Zalbag tried to kiss him again after that, and Wiegraf had dodged him. He’d picked up his pace in the meantime, running his hand over the length of Zalbag’s shaft in long, hard strokes. He persisted though in meeting and returning what caresses he could: as Wiegraf stroked him, rutted against him, moved to whisper obscenities in his ear.

“Saint’s breath but you’re aching for it. Was this what you were trying to thrash out of me before? Did you want me to push you to the ground and make a wreck of you then too? Did you want me to ruin you beyond anything Romanda might do?”

Zalbag had made only a stifled moan when he came, spilling over Wiegraf’s hands as his body slackened. It had been clear the moment afterwards that he wished anything but that Wiegraf should continue to hold him, but he did not resist the fingers that wrenched into his short cropped hair or the mouth that trailed more hard kisses down the side of his neck. When they finally did part, Wiegraf had done nothing yet in the service of his own pleasure; his ardor had cooled enough to recognize that he had done something very wretched and phenomenally foolish.

Zalbag said no farewells from where he lay half-collapsed on the table, and Wiegraf did not wait for them. The standoff almost broke that day. Five of his men fell when the Romandans tried to surge the southern wall.

When he found his way to Miluda in the late evening, he discovered that she had been set to mind a water bowl—checking the surface for ripples in the hopes they could suss out sappers. He’d scolded her over something or another—for having failed to tell him where she was or for having let herself be alone. He had again and again stressed to her that there were men who would have bad designs on a girl of her years, and he had never listened to her firm “I knows” as he ought. After whatever lecture it had been, she’d told him that he could go hang himself so far as she was concerned, and they were on the outs for a full half of an hour until she came to drag him to supper.

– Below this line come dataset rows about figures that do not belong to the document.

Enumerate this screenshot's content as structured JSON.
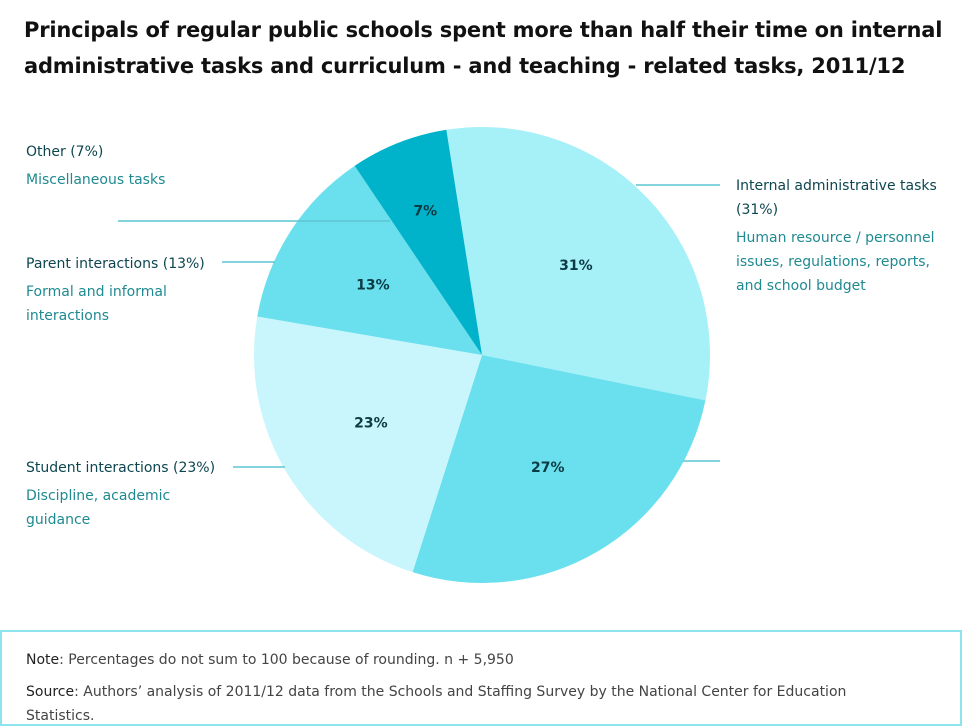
{
  "title": "Principals of regular public schools spent more than half their time on internal administrative tasks and curriculum - and teaching - related tasks, 2011/12",
  "chart_data": {
    "type": "pie",
    "slices": [
      {
        "label": "Internal administrative tasks (31%)",
        "description": "Human resource / personnel issues, regulations, reports, and school budget",
        "value": 31,
        "data_label": "31%",
        "color": "#a6f0f8"
      },
      {
        "label": "",
        "description": "",
        "value": 27,
        "data_label": "27%",
        "color": "#6ae0ee"
      },
      {
        "label": "Student interactions (23%)",
        "description": "Discipline, academic guidance",
        "value": 23,
        "data_label": "23%",
        "color": "#c9f6fc"
      },
      {
        "label": "Parent interactions (13%)",
        "description": "Formal and informal interactions",
        "value": 13,
        "data_label": "13%",
        "color": "#6ae0ee"
      },
      {
        "label": "Other (7%)",
        "description": "Miscellaneous tasks",
        "value": 7,
        "data_label": "7%",
        "color": "#00b3ca"
      }
    ]
  },
  "notes": {
    "note_label": "Note",
    "note_text": ": Percentages do not sum to 100 because of rounding. n + 5,950",
    "source_label": "Source",
    "source_text": ": Authors’ analysis of 2011/12 data from the Schools and Staffing Survey by the National Center for Education Statistics."
  }
}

When they ate together that night it had been at a time when there was still bread enough for them both to have a slice. There’d been meat even a week prior, and Miluda had been boiling the bones ever since with whatever common weeds she could scavenge: chickweed and lambs’ foot—the sort of stuff that tasted entirely of grass. The meal had been almost unremarkable. They were housed in an inn that the Dead Men had been occupying ever since the first week of the siege, and were it not for the scent of powderworks and magic outside, Wiegraf could almost pretend they were not so far removed from the days when they had a home.

She could not have known what he had done, and he could never have told her. When they parted for the evening, Wiegraf did not sleep, alternating restlessly the whole night between thoughts that he had greatly wronged General Beoulve’s son and thoughts that he should have wronged him more thoroughly.